Setor ainda é ultradependente de materiais sintéticos, mas precisa passar por reabilitação para garantir o próprio futuro
Quem atua na indústria têxtil e de moda sabe bem o quanto ela vem sendo cobrada, e com razão, pelos danos causados ao meio ambiente, os quais vêm se tornando cada dia mais prementes: poluição do solo, das águas, microplásticos, aumento dos gases de efeito estufa, mudanças climáticas e catástrofes recorrentes.
Enquanto algumas empresas, marcas e startups estão se desdobrando para conter os danos e achar melhores soluções, a maioria esmagadora ainda não acordou para a realidade que estamos vivendo, a qual precisa ser amparada para uma mudança. Urgente.
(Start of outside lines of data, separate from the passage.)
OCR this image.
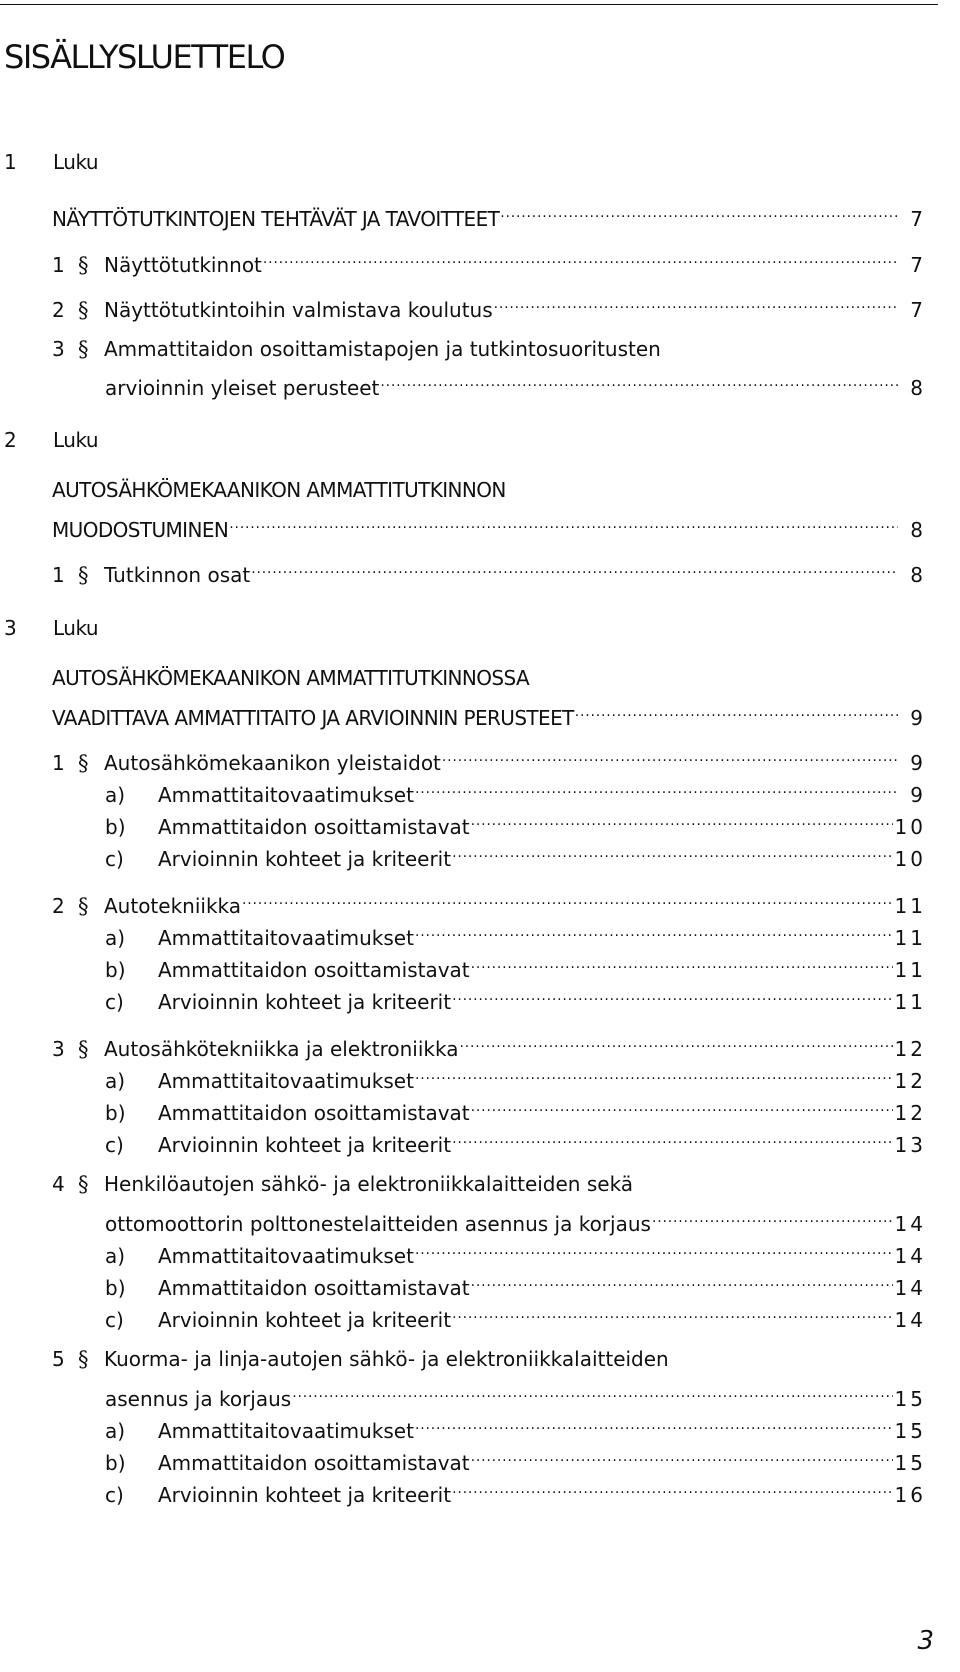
SISÄLLYSLUETTELO
1 Luku
NÄYTTÖTUTKINTOJEN TEHTÄVÄT JA TAVOITTEET .....	7
1 § Näyttötutkinnot .....	7
2 § Näyttötutkintoihin valmistava koulutus .....	7
3 § Ammattitaidon osoittamistapojen ja tutkintosuoritusten
arvioinnin yleiset perusteet .....	8
2 Luku
AUTOSÄHKÖMEKAANIKON AMMATTITUTKINNON
MUODOSTUMINEN .....	8
1 § Tutkinnon osat .....	8
3 Luku
AUTOSÄHKÖMEKAANIKON AMMATTITUTKINNOSSA
VAADITTAVA AMMATTITAITO JA ARVIOINNIN PERUSTEET .....	9
1 § Autosähkömekaanikon yleistaidot .....	9
a)	Ammattitaitovaatimukset .....	9
b)	Ammattitaidon osoittamistavat .....	10
c)	Arvioinnin kohteet ja kriteerit .....	10
2 § Autotekniikka .....	11
a)	Ammattitaitovaatimukset .....	11
b)	Ammattitaidon osoittamistavat .....	11
c)	Arvioinnin kohteet ja kriteerit .....	11
3 § Autosähkötekniikka ja elektroniikka .....	12
a)	Ammattitaitovaatimukset .....	12
b)	Ammattitaidon osoittamistavat .....	12
c)	Arvioinnin kohteet ja kriteerit .....	13
4 § Henkilöautojen sähkö- ja elektroniikkalaitteiden sekä
ottomoottorin polttonestelaitteiden asennus ja korjaus .....	14
a)	Ammattitaitovaatimukset .....	14
b)	Ammattitaidon osoittamistavat .....	14
c)	Arvioinnin kohteet ja kriteerit .....	14
5 § Kuorma- ja linja-autojen sähkö- ja elektroniikkalaitteiden
asennus ja korjaus .....	15
a)	Ammattitaitovaatimukset .....	15
b)	Ammattitaidon osoittamistavat .....	15
c)	Arvioinnin kohteet ja kriteerit .....	16
3
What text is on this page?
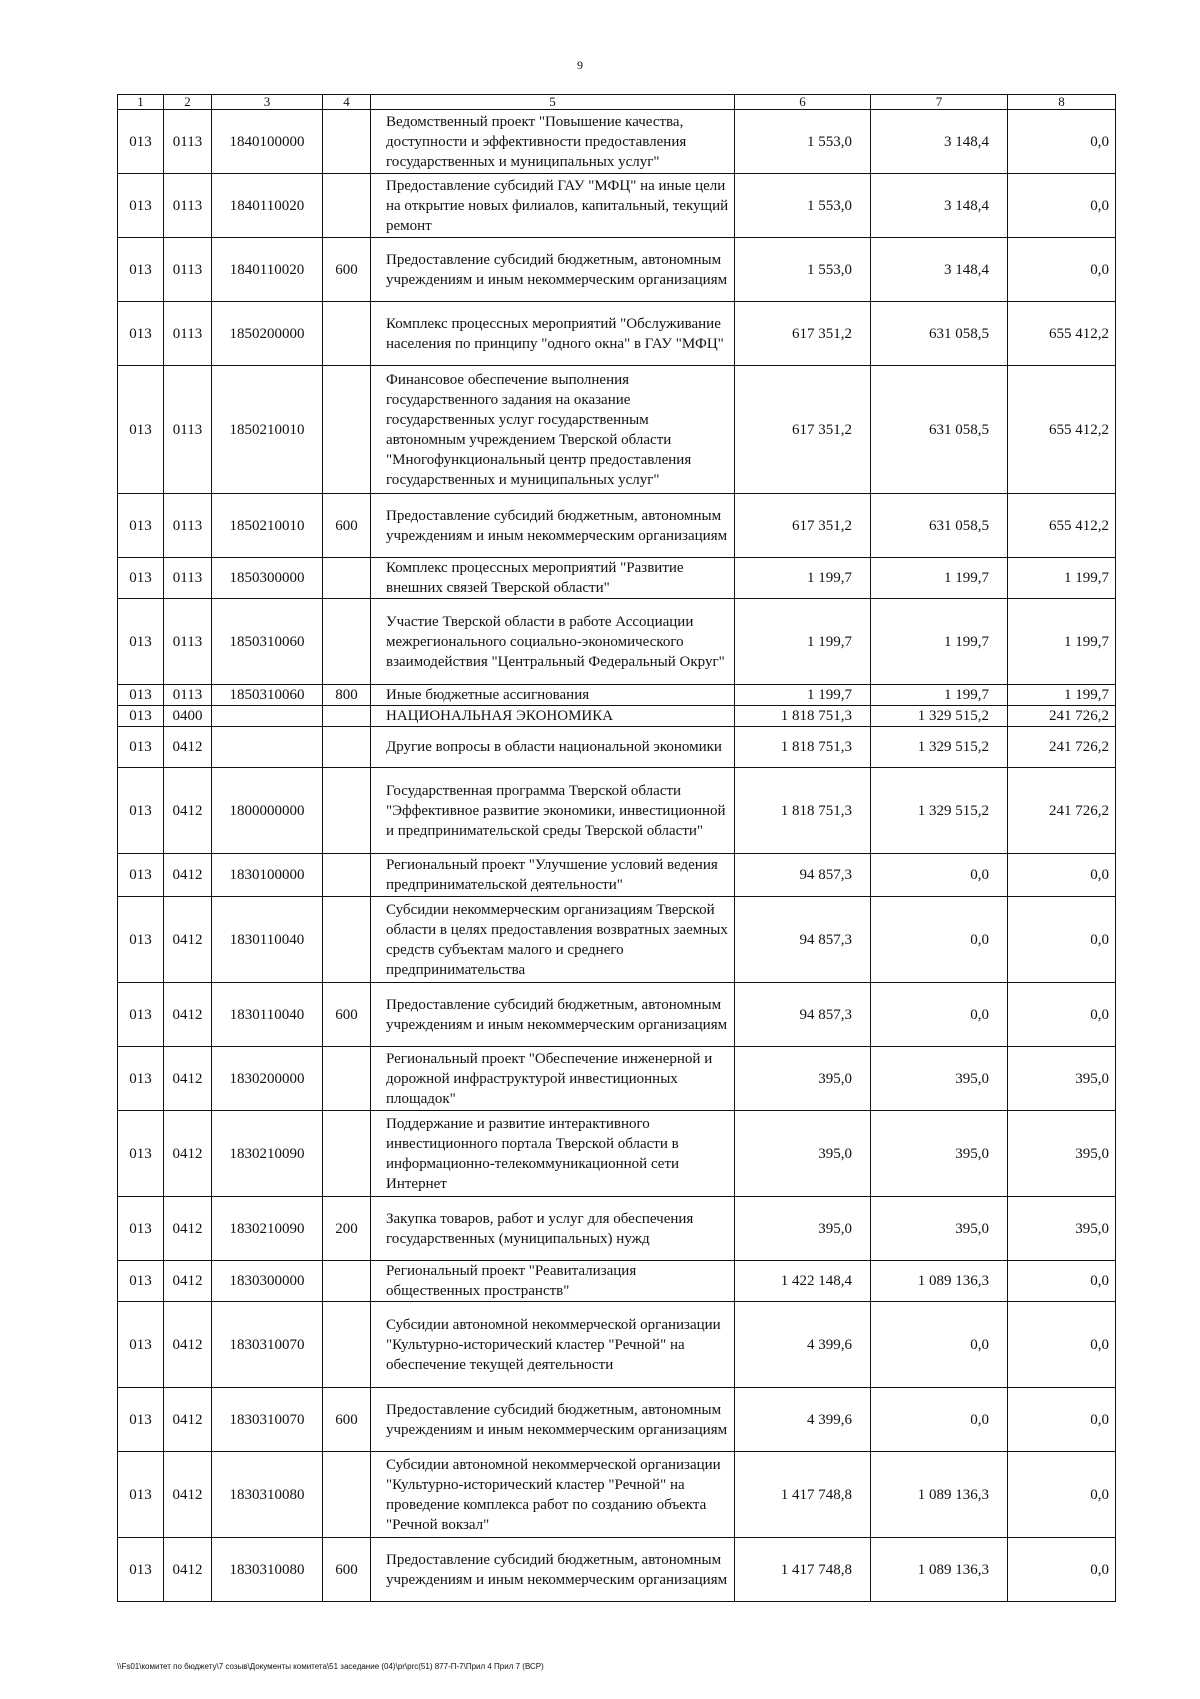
9
1	2	3	4	5	6	7	8
013	0113	1840100000		Ведомственный проект "Повышение качества, доступности и эффективности предоставления государственных и муниципальных услуг"	1 553,0	3 148,4	0,0
013	0113	1840110020		Предоставление субсидий ГАУ "МФЦ" на иные цели на открытие новых филиалов, капитальный, текущий ремонт	1 553,0	3 148,4	0,0
013	0113	1840110020	600	Предоставление субсидий бюджетным, автономным учреждениям и иным некоммерческим организациям	1 553,0	3 148,4	0,0
013	0113	1850200000		Комплекс процессных мероприятий "Обслуживание населения по принципу "одного окна" в ГАУ "МФЦ"	617 351,2	631 058,5	655 412,2
013	0113	1850210010		Финансовое обеспечение выполнения государственного задания на оказание государственных услуг государственным автономным учреждением Тверской области "Многофункциональный центр предоставления государственных и муниципальных услуг"	617 351,2	631 058,5	655 412,2
013	0113	1850210010	600	Предоставление субсидий бюджетным, автономным учреждениям и иным некоммерческим организациям	617 351,2	631 058,5	655 412,2
013	0113	1850300000		Комплекс процессных мероприятий "Развитие внешних связей Тверской области"	1 199,7	1 199,7	1 199,7
013	0113	1850310060		Участие Тверской области в работе Ассоциации межрегионального социально-экономического взаимодействия "Центральный Федеральный Округ"	1 199,7	1 199,7	1 199,7
013	0113	1850310060	800	Иные бюджетные ассигнования	1 199,7	1 199,7	1 199,7
013	0400			НАЦИОНАЛЬНАЯ ЭКОНОМИКА	1 818 751,3	1 329 515,2	241 726,2
013	0412			Другие вопросы в области национальной экономики	1 818 751,3	1 329 515,2	241 726,2
013	0412	1800000000		Государственная программа Тверской области "Эффективное развитие экономики, инвестиционной и предпринимательской среды Тверской области"	1 818 751,3	1 329 515,2	241 726,2
013	0412	1830100000		Региональный проект "Улучшение условий ведения предпринимательской деятельности"	94 857,3	0,0	0,0
013	0412	1830110040		Субсидии некоммерческим организациям Тверской области в целях предоставления возвратных заемных средств субъектам малого и среднего предпринимательства	94 857,3	0,0	0,0
013	0412	1830110040	600	Предоставление субсидий бюджетным, автономным учреждениям и иным некоммерческим организациям	94 857,3	0,0	0,0
013	0412	1830200000		Региональный проект "Обеспечение инженерной и дорожной инфраструктурой инвестиционных площадок"	395,0	395,0	395,0
013	0412	1830210090		Поддержание и развитие интерактивного инвестиционного портала Тверской области в информационно-телекоммуникационной сети Интернет	395,0	395,0	395,0
013	0412	1830210090	200	Закупка товаров, работ и услуг для обеспечения государственных (муниципальных) нужд	395,0	395,0	395,0
013	0412	1830300000		Региональный проект "Реавитализация общественных пространств"	1 422 148,4	1 089 136,3	0,0
013	0412	1830310070		Субсидии автономной некоммерческой организации "Культурно-исторический кластер "Речной" на обеспечение текущей деятельности	4 399,6	0,0	0,0
013	0412	1830310070	600	Предоставление субсидий бюджетным, автономным учреждениям и иным некоммерческим организациям	4 399,6	0,0	0,0
013	0412	1830310080		Субсидии автономной некоммерческой организации "Культурно-исторический кластер "Речной" на проведение комплекса работ по созданию объекта "Речной вокзал"	1 417 748,8	1 089 136,3	0,0
013	0412	1830310080	600	Предоставление субсидий бюджетным, автономным учреждениям и иным некоммерческим организациям	1 417 748,8	1 089 136,3	0,0
\\Fs01\комитет по бюджету\7 созыв\Документы комитета\51 заседание (04)\pr\prc(51) 877-П-7\Прил 4 Прил 7 (ВСР)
Dentre as inúmeras questões nas quais o setor se insere, e que acabam se interrelacionando, vamos trazer luz a ele: o petróleo, o “ouro negro” com infinitas utilidades, mas que vem sendo explorado há quase dois séculos de forma desenfreada, principalmente após a criação do plástico, que nasceu de origem celulósica, e, depois, com sua evolução para poder ter diferentes aplicações e escalar, tornou-se sintético (o baquelite, em 1909, foi o precursor, e depois dos anos 1930, veio a polimerização, período em que o fio de náilon foi criado para o setor têxtil).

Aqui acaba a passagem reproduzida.